Joey Anderson was the highlight of the main stage, with soaring, melodic techno that was so full of feelings it bordered on camp. At one point he played nearly all nine minutes of Henrik Schwarz's remix of "Vuoi Vuoi Me" by Mari Boine, a deep house cut from 2006 that builds on a traditional melody sung by Norway's Lappish indigenous people. Rrose, the event's unofficial headliner, came strapped with hallucinogenic techno that shifted the mood of the main stage from bangin' warehouse party to transcendent spiritual encounter. The soundsystems, provided by Tsunami Bass Experience, were both clear and powerful, though at times they were actually too bass-heavy—not the worst problem to have.
Given the number of organizational snags that could have plagued the festival—and considering that it's an entirely grassroots, crowd-funded event—it's not hard to see Sustain-Release as a raging success. The event attracted an eclectic crowd of overlapping fans and friends (glitzy fashion majors, chin-stroking nerds, new age techno hippies), and hosted one of the most diverse lineups of any electronic music festival in recent memory, with women occupying nearly a third of the bill.
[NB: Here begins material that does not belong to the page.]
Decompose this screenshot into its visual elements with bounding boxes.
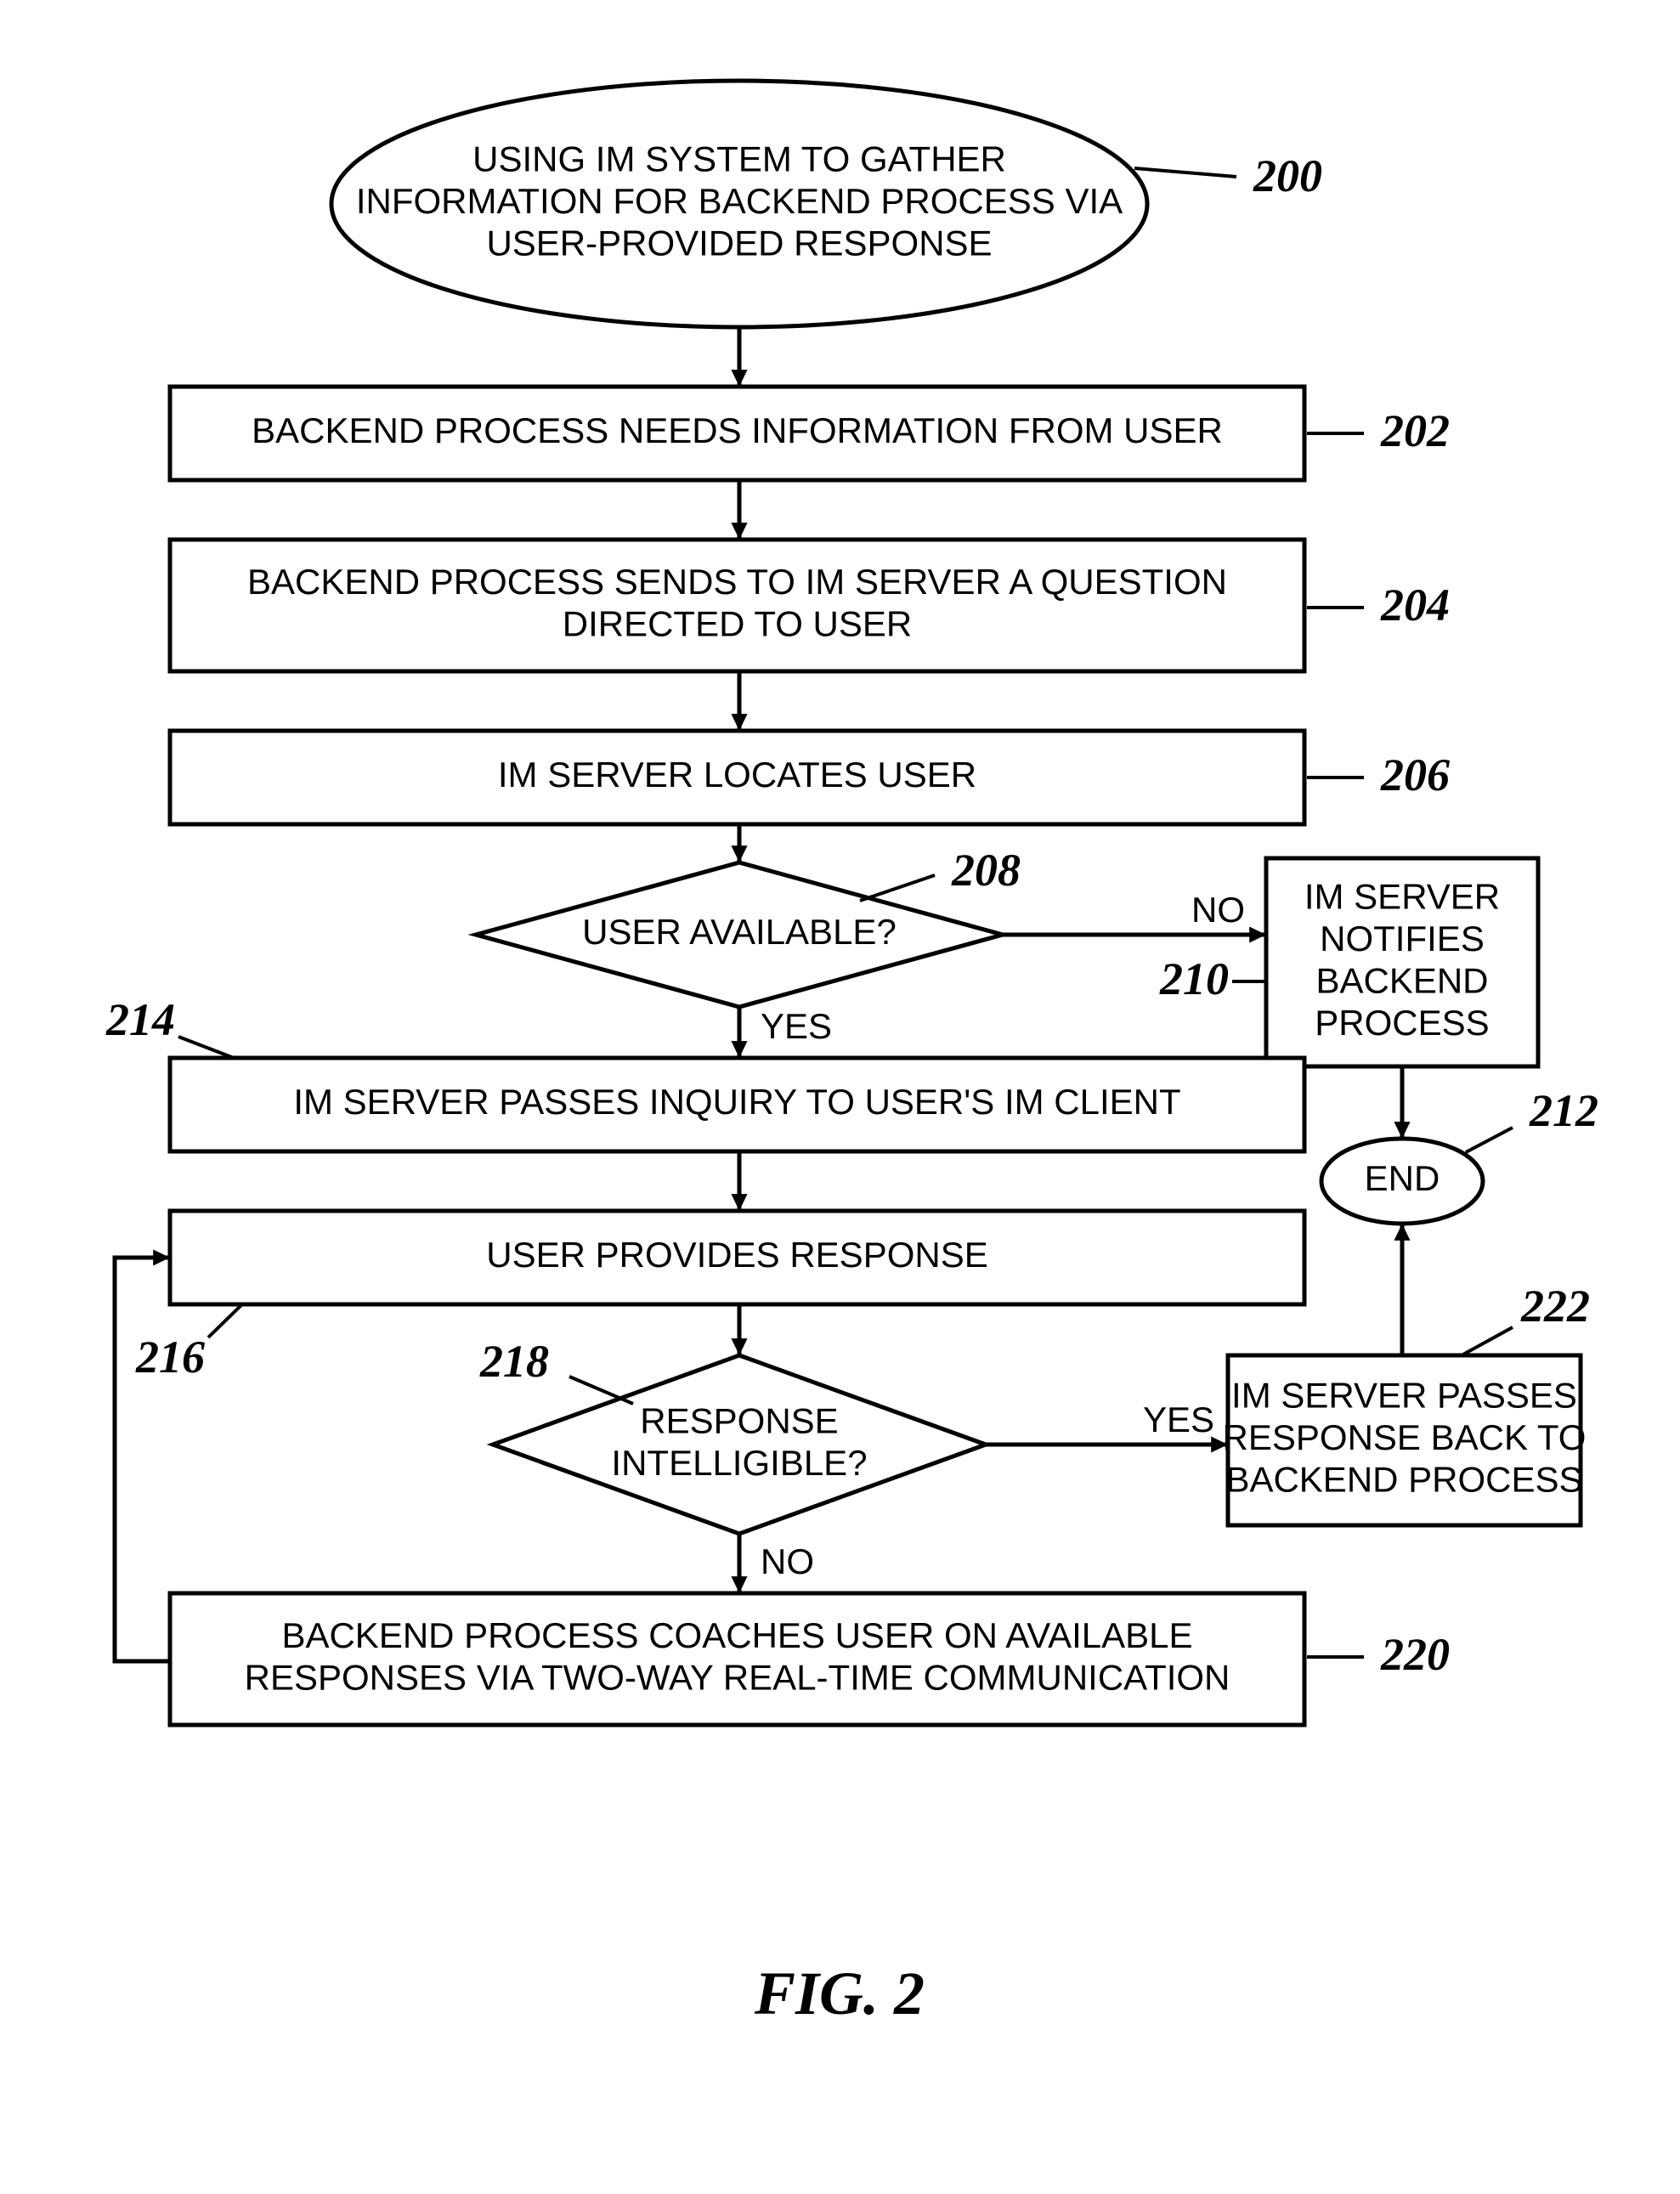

Its organizers were literally out there themselves in the rain hauling trash cans, clearing out ash trays, making sure all the partiers were healthy and safe—and its attendees could clearly handle whatever they chose to put in their bodies. It all ended in a morning bonfire on the lake that felt a lot like the last day of summer camp: we had finally forged our friendships, and we were all reluctantly savoring the last few minutes before mom or dad picked us up.